Romania: è crisi e recessione. Anche politica
Romania: è crisi e recessione. Anche politica
Economia

Romania: è crisi e recessione. Anche politica

L’instabilità politica e la deriva antidemocratica complicano la situazione economica

Il secondo Paese più povero d’Europa, la Romania, è stato colpito pesantemente dalla crisi. La crescita, infatti, ha invertito la rotta nel 2008, passando dal +7% al -7% dell’anno successivo. Bucarest ha chiesto un prestito da 26 miliardi di dollari al Fondo Monetario Internazionale e alla Banca Mondiale e, nel tentativo di porre un limite al deficit, ha adottato alcune fra le misure più severe di tutta l’Unione: un taglio del 25% agli stipendi del settore pubblico che, nel 2010, ha messo milioni di persone nella difficile condizione di chi non sa come far quadrare i conti a fine mese.

Emil Boc, alla guida di un Governo di centro destra, ha calato la scure sulle pensioni, bloccato le assunzioni nel pubblico e aumentato l’Iva del 5% che è passata così dal 19 al 24%. Una scelta, quest’ultima, che si è tradotta in una riduzione dello 0,5% del Pil che, nel 2010, si è attestato a -1,3%. Accusato di corruzione e di indifferenza nei confronti dei cittadini, il Governo è stato costretto a elezioni anticipate lo scorso gennaio, in seguito alle proteste che per tre settimane hanno tenuto banco nel Paese. Al trend negativo intende cercare di porre rimedio il nuovo governo di centro sinistra guidato dal 40enne Victor Ponta, accusato di una deriva antidemocratica.

A complicare le cose c’è la corruzione che, come ha rilevato un report reso noto poche settimane fa dalla Commissione Europea, rappresenta una pesante ipoteca sullo sviluppo.

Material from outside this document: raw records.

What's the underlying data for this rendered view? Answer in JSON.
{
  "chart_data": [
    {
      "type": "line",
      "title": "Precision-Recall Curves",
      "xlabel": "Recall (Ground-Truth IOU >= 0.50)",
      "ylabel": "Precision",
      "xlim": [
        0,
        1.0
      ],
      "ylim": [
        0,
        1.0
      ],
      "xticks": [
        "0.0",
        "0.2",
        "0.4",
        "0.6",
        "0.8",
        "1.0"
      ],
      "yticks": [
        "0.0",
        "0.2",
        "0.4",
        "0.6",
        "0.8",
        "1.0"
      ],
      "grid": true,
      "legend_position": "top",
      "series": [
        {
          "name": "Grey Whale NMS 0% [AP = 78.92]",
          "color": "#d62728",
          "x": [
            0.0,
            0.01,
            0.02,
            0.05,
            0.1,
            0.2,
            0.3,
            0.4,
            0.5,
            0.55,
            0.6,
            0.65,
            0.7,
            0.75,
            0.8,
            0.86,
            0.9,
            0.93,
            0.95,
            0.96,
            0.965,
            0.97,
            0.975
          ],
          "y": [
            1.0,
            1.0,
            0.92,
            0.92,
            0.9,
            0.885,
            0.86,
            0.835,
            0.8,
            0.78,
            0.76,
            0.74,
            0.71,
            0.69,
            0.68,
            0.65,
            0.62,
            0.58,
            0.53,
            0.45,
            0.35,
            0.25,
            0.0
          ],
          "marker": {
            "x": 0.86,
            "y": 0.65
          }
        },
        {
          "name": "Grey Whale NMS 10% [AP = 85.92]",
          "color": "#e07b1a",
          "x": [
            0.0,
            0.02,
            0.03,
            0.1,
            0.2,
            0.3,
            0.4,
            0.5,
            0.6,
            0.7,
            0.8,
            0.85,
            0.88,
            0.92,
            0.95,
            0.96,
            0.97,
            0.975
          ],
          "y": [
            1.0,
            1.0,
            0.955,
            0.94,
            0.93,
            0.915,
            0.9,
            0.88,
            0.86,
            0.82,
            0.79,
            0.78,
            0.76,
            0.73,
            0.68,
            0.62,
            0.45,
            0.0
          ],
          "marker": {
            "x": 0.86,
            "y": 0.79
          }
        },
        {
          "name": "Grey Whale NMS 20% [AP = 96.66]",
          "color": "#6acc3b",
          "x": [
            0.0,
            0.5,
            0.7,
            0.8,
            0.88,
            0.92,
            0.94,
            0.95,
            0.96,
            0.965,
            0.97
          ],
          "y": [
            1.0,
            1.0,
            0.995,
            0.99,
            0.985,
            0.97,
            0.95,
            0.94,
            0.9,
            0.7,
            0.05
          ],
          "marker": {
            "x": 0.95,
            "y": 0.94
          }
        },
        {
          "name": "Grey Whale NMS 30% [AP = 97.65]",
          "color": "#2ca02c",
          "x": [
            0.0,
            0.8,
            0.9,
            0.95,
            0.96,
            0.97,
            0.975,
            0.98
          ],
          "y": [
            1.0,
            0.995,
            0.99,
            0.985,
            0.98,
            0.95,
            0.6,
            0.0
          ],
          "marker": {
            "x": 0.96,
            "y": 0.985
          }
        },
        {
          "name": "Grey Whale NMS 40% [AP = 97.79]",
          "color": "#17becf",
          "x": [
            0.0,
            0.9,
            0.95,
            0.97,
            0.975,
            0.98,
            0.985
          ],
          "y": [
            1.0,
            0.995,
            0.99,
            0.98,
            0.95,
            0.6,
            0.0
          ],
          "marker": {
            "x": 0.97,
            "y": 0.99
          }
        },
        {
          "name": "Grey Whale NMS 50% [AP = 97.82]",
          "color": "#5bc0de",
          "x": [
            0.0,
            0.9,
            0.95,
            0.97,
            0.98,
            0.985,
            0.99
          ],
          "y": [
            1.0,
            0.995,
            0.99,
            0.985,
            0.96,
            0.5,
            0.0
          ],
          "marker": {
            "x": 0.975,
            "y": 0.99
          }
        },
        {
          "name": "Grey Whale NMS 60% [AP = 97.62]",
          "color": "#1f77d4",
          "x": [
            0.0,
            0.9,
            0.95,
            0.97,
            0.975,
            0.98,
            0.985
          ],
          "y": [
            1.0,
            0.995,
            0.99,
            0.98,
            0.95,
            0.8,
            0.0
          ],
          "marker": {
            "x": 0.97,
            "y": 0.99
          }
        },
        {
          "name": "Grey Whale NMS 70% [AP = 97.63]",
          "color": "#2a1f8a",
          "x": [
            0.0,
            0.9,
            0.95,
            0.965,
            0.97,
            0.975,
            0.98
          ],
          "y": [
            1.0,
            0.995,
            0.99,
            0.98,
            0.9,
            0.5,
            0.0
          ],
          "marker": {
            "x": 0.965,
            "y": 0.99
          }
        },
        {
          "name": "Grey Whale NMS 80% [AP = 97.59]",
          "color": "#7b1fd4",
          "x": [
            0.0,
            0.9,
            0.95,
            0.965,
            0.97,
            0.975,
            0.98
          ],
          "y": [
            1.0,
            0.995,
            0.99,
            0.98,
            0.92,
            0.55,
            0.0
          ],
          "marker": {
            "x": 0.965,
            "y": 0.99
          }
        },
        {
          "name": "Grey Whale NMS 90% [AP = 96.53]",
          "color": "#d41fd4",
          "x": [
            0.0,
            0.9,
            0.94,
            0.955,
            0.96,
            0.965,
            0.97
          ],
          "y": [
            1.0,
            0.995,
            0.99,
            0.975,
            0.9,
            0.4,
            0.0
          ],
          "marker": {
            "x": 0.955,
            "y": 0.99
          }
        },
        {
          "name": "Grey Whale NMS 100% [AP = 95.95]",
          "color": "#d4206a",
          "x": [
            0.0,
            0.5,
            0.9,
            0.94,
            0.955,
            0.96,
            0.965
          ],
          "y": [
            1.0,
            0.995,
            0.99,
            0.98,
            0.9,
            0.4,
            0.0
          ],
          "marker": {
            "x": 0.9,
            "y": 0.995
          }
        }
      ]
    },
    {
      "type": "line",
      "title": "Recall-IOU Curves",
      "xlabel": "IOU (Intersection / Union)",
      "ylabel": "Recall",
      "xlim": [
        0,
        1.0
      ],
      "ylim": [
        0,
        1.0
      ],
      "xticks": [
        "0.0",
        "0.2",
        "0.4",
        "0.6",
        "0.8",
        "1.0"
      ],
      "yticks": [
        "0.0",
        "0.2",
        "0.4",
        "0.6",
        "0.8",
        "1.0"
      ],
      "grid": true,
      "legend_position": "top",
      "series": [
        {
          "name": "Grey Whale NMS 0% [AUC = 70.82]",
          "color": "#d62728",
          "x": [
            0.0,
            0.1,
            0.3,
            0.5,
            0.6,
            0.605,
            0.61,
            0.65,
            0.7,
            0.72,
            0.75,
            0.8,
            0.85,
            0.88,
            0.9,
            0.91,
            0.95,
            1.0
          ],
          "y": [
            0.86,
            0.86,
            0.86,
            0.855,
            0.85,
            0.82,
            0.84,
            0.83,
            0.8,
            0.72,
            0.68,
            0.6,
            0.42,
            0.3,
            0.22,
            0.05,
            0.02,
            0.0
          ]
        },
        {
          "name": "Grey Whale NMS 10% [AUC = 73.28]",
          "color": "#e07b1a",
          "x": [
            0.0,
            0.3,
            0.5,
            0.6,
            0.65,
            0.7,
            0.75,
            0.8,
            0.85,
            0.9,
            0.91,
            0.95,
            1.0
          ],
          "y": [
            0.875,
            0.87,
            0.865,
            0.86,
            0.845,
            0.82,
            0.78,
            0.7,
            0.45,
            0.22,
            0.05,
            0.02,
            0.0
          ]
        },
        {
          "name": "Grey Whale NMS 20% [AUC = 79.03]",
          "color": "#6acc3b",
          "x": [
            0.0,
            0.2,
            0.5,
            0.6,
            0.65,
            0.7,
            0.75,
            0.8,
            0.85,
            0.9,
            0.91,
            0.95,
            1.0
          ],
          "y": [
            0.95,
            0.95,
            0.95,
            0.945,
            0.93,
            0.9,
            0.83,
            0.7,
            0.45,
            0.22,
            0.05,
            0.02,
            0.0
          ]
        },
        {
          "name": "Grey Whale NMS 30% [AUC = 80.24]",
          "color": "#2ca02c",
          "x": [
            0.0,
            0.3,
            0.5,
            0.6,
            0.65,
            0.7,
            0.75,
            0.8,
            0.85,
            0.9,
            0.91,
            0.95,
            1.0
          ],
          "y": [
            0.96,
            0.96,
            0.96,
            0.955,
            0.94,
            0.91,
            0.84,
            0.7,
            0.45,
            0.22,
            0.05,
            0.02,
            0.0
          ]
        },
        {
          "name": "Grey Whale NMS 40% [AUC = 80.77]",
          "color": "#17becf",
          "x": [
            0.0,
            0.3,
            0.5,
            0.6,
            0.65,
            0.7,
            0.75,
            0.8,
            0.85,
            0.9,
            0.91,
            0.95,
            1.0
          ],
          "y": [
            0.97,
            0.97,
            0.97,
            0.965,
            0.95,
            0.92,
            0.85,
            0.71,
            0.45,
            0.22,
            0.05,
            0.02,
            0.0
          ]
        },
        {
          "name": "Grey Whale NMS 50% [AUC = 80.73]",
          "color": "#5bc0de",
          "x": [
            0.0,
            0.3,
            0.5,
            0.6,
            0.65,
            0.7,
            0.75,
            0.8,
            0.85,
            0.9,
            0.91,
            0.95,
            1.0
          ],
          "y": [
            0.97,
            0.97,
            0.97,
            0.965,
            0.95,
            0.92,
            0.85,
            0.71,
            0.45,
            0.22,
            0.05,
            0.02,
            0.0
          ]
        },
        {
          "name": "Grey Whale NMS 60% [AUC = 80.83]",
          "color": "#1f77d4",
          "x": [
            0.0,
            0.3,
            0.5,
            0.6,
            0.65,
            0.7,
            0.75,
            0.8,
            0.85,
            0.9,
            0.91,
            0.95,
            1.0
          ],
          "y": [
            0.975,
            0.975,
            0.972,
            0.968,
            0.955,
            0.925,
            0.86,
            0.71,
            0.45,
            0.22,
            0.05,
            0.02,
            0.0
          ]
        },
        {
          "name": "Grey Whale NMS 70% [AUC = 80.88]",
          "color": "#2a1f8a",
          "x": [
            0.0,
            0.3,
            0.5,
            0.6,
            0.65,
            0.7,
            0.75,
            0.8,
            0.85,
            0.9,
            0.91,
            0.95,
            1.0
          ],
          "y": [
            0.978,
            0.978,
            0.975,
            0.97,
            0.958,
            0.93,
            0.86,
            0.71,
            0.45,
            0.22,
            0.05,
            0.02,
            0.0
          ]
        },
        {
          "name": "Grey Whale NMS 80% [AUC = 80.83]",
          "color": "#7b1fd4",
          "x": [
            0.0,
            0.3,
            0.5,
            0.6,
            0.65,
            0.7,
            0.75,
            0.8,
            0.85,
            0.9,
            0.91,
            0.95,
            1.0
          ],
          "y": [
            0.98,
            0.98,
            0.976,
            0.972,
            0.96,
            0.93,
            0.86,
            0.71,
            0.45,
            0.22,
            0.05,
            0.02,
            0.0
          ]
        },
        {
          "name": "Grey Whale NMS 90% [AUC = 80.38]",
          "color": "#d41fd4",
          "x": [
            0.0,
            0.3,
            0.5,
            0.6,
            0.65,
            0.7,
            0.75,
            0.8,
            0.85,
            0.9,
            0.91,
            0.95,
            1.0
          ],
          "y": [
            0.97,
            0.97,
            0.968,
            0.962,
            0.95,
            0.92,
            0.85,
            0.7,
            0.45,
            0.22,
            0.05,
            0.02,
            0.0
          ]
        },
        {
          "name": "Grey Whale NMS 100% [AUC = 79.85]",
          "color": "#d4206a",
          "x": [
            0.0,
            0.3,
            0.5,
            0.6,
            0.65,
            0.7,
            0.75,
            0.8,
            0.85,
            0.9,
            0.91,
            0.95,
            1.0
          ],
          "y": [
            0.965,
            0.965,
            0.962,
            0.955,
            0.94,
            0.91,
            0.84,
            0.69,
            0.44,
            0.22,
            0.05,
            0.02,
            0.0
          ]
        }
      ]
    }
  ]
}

La Romania, inoltra, vanta un altro triste primato: fra i Paesi occidentali, infatti, è quella con il più alto tasso di povertà fra i bambini: Il 25,5% dei minori romeni, infatti, vive in case in cui il reddito è pari a meno della metà del reddito nazionale, la cui media non arriva a 350 euro al mese.

Circa il 20% del settore bancario romeno fa capo a istituti finanziari greci e il resto a banche austriache che sono state messe sull’avviso dal proprio Governo di limitare i prestiti. L’ufficio nazionale di statistica ha recentemente confermato i timori: il Paese è entrato in recessione. Per il secondo trimestre consecutivo, infatti, l’economia ha ceduto lo 0,1%, dopo il -0,2% dell’ultimo trimestre del 2011. A trainare l’economia ci sono agricoltura, foreste e pesca con un +4%, seguite da tecnologie dell’informazione e comunicazione con 2,2%. Deludono invece la pubblica amministrazione, difesa, educazione, salute con -4,3%; immobiliare con -1,4%, servizi finanziari a -1,2%.

La disoccupazione che nel 2010 si attestava su 7,2% è destinata a crescere quest’anno: la crisi economica e l’instabilità politica, infatti, hanno fatto sì che molte multinazionali che avevano puntato sui costi produttivi ridotti dei mercati emergenti nell’Est europeo abbiano scelto di chiudere i battenti. Nel 2008, se ne sono andati dalla Romania Nestlè, Colgate e Kraft, nel 2009 è stata la volta di Coca-Cola, nel 2011 Nokia e l’azienda lattiero-casearia israeliana Tnuva hanno terminato le attività, generando migliaia di disoccupati. Anche Renault, che nel 1998 ha acquisito Dacia, ha deciso di spostare parte della produzione a Casablanca. La Romania, dunque, che nel 2009 contava 24 mila imprese esportatrici, ne ha oggi solo 9 mila. Entro quest’anno, inoltre, l’austerity trasformerà altri 300 mila dipendenti statali in disoccupati.

A più di vent’anni dalla caduta del comunismo, infine, il referendum di domenica scorsa per la rimozione del presidente Traian Basescu apre la porta a nuovi conflitti politici e all’instabilità. Non stupisce dunque che, secondo un’inchiesta condotta alla fine del 2011 dall’istituto di ricerca Newsln, un cittadino romeno su cinque vorrebbe lasciare il Paese per lavorare all’estero, mentre il 25% degli intervistati dichiara che il proprio reddito è insufficiente alla sopravvivenza. Il rating Baaa3 di Moody’s con tendenza al negativo, dunque, certifica lo stato di malessere del Paese.